January Barometer Portfolio

Posted: 01 Feb 2010 07:21 AM PST

January Barometer Portfolio
You've probably heard by now that there's a strong belief that the sectors that outperform in the month of January tend to outperform for the full-year ahead. I've heard the same for many years, so last year to test that theory we looked at the sectors (as represented by ETFs) which outperformed in January of 2009. At the time, three sectors outperformed the rest: Utilities (XLU), Healthcare (XLV), and Energy (XLE).

So for the full year of 2009, how did those groups perform for the entire year? Here's the data:

Full-Year 2009 Sector Performance

As you see the three sectors which outperformed the S&P 500 as represented by the SPY were Technology (XLK), Materials (XLB), and Consumer Discretionary (XLY). None of these outperformed in January of 2009. In fact, Utilities (XLU) which was the best sector performer in 2009 underperformed everything else. While one year's performance doesn't offer much to go on, it just goes to show that sometimes market beliefs are not validated by the performance.

With that said, this year we'll do the same thing by looking at the sectors which outperformed the most last month to see if we see the same thing again in 2010.

Sector Performance: January 2010

So far, Healthcare (XLV), Consumer Staples (XLP), Industrials (XLI), & Financials (XLF) are outperforming while Materials (XLB) and Technology (XLK) are underperforming.
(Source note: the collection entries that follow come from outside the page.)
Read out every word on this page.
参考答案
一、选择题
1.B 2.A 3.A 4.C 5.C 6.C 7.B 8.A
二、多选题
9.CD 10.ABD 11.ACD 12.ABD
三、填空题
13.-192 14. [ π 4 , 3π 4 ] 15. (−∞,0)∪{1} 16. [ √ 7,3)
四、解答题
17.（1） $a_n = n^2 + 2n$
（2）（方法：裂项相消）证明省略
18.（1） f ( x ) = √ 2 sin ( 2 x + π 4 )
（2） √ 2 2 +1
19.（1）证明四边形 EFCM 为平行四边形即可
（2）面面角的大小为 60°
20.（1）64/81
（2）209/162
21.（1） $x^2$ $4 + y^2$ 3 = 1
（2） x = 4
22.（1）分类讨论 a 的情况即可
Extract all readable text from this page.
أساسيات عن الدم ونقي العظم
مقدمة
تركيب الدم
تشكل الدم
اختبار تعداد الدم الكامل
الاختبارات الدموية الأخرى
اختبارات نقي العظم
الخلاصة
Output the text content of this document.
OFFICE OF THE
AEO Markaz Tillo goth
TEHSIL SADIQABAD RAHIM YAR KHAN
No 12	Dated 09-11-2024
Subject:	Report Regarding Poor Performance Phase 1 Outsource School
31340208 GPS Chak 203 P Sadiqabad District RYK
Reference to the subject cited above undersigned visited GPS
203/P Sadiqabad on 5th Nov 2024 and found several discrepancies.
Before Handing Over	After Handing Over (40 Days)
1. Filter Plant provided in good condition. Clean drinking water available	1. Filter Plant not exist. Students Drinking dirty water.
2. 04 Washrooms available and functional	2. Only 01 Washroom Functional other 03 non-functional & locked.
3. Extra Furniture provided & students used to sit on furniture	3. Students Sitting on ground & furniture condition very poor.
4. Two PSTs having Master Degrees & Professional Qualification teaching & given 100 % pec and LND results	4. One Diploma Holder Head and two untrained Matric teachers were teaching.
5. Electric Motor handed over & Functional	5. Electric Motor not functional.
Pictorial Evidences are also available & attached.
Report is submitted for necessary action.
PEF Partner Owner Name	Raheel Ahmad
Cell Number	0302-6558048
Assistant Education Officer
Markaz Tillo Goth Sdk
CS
For those of you more interested to see subindustry relative strength, I recommend the ETFdb 60 Index which offers you the ability to track on a year-to-date basis the largest unleveraged ETFs covering a variety of sectors. According to that, here are the ETFs which are positive on a year-to-date basis:

ETFdb 60: YTD

We will check back in a year from now to see if what we saw in 2009 continues again this year and that sector performance in January has no direct relationship to year-long performance trends.